The gang phenomenon is much more widespread across the face of America than is generally recognized. As of 2014, there were over 33,000 street gangs, motorcycle gangs, and prison gangs in the U.S. with 1.4 million members criminally active, with these numbers growing continually.
Today’s gangs go far beyond the localized, rebellious, hooligan groups who engaged in “juvenile delinquency” that were extant in former decades, especially the 1950s and 1960s, that were publicized and became well-known in the wake of the Hollywood productions of “West Side Story” and “Blackboard Jungle.”
These were correctly seen as temporary stages of teenage immaturity and anti-social behavior that mainly urban youth grew out of as they became adults. Today’s gangs are sophisticated, well organized, nationally and even internationally based and are engaged in activities that the Mafia and organized crime were heretofore well known for. About 48% of all violent crimes in the U.S. are committed by gangs.
The MS-13 gang, also known as the Mara Salvatrucha, is an international criminal gang that was started in 1980 in Los Angeles, ostensibly to protect incoming migrants from the country of El Salvador from the depredations of others. The gang festered and grew in the 1980s and gradually expanded the scope of its activities. After a time, the gang began to accept recruits from the Central American countries of Guatemala and Honduras, which border El Salvador. These three nations contain the most violence-prone populations in all the Americas and have the highest rates of murder in the world, let alone this hemisphere. Their inhabitants are a natural breeding ground for the disease of gang activity, whether in their native habitats or as migrants to Mexico, Canada and the U.S.
Although the etymology of the name is unclear, Salvatrucha refers to a specific “Devils Horns” symbol which members use to identify and communicate with each other in the manner of a fraternal greeting. The symbol bears a striking resemblance to symbols used by satanic cultists to recognize and identify each other. The symbol is also used by heavy metal rock bands and their fans.
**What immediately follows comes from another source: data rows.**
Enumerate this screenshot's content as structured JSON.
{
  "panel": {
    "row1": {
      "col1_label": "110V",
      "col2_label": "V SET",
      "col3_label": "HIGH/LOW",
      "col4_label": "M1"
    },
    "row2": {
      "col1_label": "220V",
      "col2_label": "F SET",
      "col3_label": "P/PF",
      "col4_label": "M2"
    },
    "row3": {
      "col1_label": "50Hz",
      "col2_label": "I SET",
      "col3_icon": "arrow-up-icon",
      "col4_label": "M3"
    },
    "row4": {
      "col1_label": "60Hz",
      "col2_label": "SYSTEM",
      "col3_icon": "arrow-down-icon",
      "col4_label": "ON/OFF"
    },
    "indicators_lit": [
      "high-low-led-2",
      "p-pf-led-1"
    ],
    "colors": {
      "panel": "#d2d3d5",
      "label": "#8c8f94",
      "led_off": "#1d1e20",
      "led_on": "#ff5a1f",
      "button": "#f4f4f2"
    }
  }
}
The gang is allied with at least six other hispanic gangs and there are at least fourteen rival gangs largely of black or hispanic composition, demonstrating the massive intrusion of the gang phenomenon into the specific areas infiltrated by them.
From Los Angeles, MS-13 cells spread to Latino communities across the U.S., at first to urban and now lately expanding to low and middle class suburban communities. The number of members is uncertain and estimates range from 10,000 to over 50,000 members. In contrast to the gangs of old, the gang increasingly attracts adherents from older generations and also girls and women.
Gang members “distinguish” themselves by covering their entire bodies with tattoos which exhibit gang symbols. At one time they tattooed their faces, but are moving away from that practice, the better to commit crimes without being noticed or identified.
Barack Obama knew that MS-13 gang members or potential gang members were part of the illegal immigrant/”unaccompanied minor” surge that he encouraged by falsely designating them as “refugees.” The run on the open border allowed many older male teens to slip through the border as the Border Patrol was overwhelmed by the deluge. This led to a bump in gang recruitment and activity.
MS-13 gang activities cover nearly all criminal categories including: people smuggling and trafficking, robbery, racketeering, larceny, extortion, battery, murder, money laundering, prostitution (including child prostitution), drug smuggling, and kidnapping.
The gang’s activities are distinguished by uncommon savagery and brutality. The MS-13 initiation ceremony frequently involves beating someone to death in front of others, or the prospective member undergoes a severe beating himself. Victims are often hacked up with machetes, the weapon of choice of the gang. Machetes are commonly employed in run-of-the-mill fights in Central America, the primary source of member recruitment. Members use guns to a lesser degree than other gangs.
Arrests appear to have little effect on the exploding growth of the gang. The gang is international in scope and will threaten a target’s family in his home country, where American authorities are many times powerless to intervene. Deportation is of limited effectiveness because deportees are already networked into the criminal element that runs human smuggling routes. It appears that deportation only increases gang resolve to be more effective in entering the U.S.